Is a sore, stiff neck upon waking telling you that it's time for a new bed pillow?
For the first time, Consumer Reports rates 10 bed pillows in its February issue. Part of the reason the magazine hasn't yet rated them was figuring out the best way to test them. The consumer nonprofit landed on a series of machines and sensors that measure matting, moisture and temperature as well as human subjective impressions.
The consumer organization said it devoted about 200 hours per pillow for testing, gathering hundreds of data points.

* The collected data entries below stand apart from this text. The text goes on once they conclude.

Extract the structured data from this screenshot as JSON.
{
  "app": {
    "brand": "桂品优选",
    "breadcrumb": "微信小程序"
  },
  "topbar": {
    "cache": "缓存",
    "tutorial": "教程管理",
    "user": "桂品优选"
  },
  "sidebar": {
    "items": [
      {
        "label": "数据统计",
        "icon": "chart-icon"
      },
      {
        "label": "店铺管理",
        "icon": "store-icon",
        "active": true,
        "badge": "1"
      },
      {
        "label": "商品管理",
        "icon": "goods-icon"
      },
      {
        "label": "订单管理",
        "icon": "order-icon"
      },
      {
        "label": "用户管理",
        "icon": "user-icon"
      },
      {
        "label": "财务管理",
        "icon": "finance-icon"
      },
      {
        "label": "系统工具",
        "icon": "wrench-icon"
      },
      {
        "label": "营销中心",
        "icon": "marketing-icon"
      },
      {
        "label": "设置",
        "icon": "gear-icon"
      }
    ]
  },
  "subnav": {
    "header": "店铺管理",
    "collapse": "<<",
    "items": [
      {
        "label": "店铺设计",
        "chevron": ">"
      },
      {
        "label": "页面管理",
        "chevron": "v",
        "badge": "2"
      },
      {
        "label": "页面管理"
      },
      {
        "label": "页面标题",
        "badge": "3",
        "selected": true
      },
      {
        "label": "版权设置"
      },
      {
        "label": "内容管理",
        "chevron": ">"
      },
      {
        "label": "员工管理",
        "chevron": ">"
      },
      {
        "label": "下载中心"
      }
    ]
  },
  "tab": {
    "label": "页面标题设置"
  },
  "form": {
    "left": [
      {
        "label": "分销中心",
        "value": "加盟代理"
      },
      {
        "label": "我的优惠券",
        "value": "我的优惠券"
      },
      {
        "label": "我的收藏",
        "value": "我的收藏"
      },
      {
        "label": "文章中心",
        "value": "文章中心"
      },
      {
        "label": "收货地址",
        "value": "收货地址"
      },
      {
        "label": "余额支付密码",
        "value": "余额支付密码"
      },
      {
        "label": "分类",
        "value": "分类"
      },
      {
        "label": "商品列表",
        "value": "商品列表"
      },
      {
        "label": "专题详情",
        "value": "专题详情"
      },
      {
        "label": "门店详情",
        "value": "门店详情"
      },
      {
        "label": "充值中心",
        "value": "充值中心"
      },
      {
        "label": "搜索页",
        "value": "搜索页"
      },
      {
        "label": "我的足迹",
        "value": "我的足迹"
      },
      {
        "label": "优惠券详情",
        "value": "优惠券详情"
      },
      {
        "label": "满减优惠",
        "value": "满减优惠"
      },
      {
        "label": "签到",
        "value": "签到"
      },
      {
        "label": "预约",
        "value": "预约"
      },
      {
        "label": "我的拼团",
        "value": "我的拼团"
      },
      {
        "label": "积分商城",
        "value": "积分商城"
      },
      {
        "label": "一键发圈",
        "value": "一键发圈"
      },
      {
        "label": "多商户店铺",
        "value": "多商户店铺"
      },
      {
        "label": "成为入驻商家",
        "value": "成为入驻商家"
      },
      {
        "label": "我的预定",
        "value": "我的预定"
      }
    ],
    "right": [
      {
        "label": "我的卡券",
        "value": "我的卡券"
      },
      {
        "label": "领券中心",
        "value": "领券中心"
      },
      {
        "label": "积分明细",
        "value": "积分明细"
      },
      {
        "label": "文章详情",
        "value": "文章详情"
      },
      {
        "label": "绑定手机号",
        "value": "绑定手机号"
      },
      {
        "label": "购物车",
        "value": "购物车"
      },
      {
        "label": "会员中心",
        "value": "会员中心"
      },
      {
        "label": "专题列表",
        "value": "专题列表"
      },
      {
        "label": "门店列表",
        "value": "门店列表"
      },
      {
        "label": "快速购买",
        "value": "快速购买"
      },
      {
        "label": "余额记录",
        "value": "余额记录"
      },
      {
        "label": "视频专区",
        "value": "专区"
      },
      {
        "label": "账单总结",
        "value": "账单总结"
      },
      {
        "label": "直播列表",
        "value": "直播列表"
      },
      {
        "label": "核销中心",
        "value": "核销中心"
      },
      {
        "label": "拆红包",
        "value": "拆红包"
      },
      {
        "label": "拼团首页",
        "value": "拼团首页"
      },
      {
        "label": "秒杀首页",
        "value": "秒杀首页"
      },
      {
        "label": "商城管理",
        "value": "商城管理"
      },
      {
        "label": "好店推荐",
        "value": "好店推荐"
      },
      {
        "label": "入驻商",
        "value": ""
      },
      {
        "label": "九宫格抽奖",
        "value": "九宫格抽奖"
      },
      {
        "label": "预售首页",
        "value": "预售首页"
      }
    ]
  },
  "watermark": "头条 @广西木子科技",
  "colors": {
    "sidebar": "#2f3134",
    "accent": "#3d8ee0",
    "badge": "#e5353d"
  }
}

Pillow brands included a mixture of traditional such as Tempur-Pedic and Sealy, bed-in-box companies such as Casper, which filed for an initial public offering on Friday, and Minnesota companies such as Shakopee-based MyPillow and Minneapolis-based Target.
Two MyPillows were rated, the Premium ($80) and the Classic ($40). Neither received the organization's "recommended" rating, but the Premium landed in the top half.
"The shredded polyurethane foam in this pillow may help to keep sleepers cooler," the review said. "But the pieces of foam can also move around and shift out of place. Some of our testers found sleeping on it to be annoying because the foam tended to bunch up around the head and neck."
The Classic pillow fell in the bottom half of the ratings. "The Classic had less stuffing than the Premium and it didn't bounce back as quickly," said Haniya Rae, content manager at Consumer Reports. "Our testers found it disconcerting when they felt the foam chunks moving."
MyPillow founder and infomercial pitchman Mike Lindell said he had not read the review.